If the program is deliberately obfuscated and nasty, and it randomises its function addresses in some way at runtime (evasive things like viruses, or copy-protection code sometimes do this) then all bets are off.
In general:
The easiest way to find out what caused the crash is to follow the steps necessary to reproduce it in an instance of the application running in a debugger. All other approaches are much more difficult. This is why developers will often not spend time trying to tackle bugs which there are no known methods to reproduce.
You need to have the debug info file (.pdb) next to the exe when the crash occurs.
Then hopefully, your crash dumping code can load it and use the information in it.
Try to run the same built from your IDE, pause it and jump to the adresses in assembly. Then you can switch to source code and see the functions there.
At least that's how it works in Delphi. And I know of this possibility in Visual Studio as well.
If you don't have the built in your IDE, you have to use a Debugger like OllyDbg. Run the exe that caused the errors and pause the application in OllyDbg. Go to the adresses from the stack trace.

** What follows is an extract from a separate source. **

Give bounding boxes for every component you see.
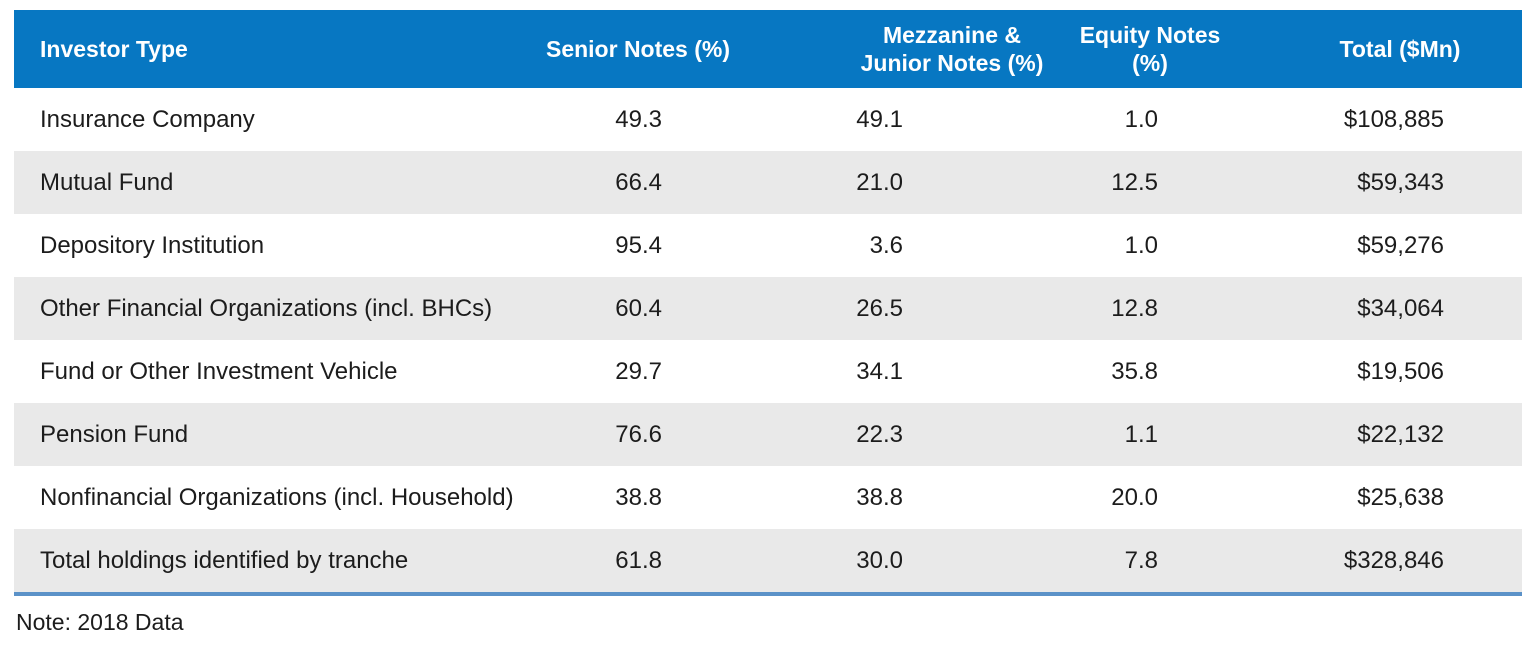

Open a similar application project in your IDE, run it and pause it. Search for the same binary pattern you see in OllyDbg and then switch to source code.
The last possibility I know is analysing the map file if you built it during your built.
I use StackWalker - just compile it into the source of your program, and if it crashes you can generate a stack trace at that time, including function names.
The most common cause is that you in fact don't have a module at the specified address. This can happen e.g. when you dereference an uninitialized function pointer, or call a virtual function using an invalid this pointer.
This is probably not the case here: "77E4BEF7" is with very high probability a Windows DLL, and 006DFAC7 an address in one of your modules. You don't need PDB files for this: Windows should always know the module name (.EXE or .DLL) - in fact, it needs first that module name to even find the proper PDB file.
Now, the remaining question is why you don't have the module information. This I can't tell from the information above. You need information about the actual system. For instance, does if have DEP? Is DEP enabled for your process?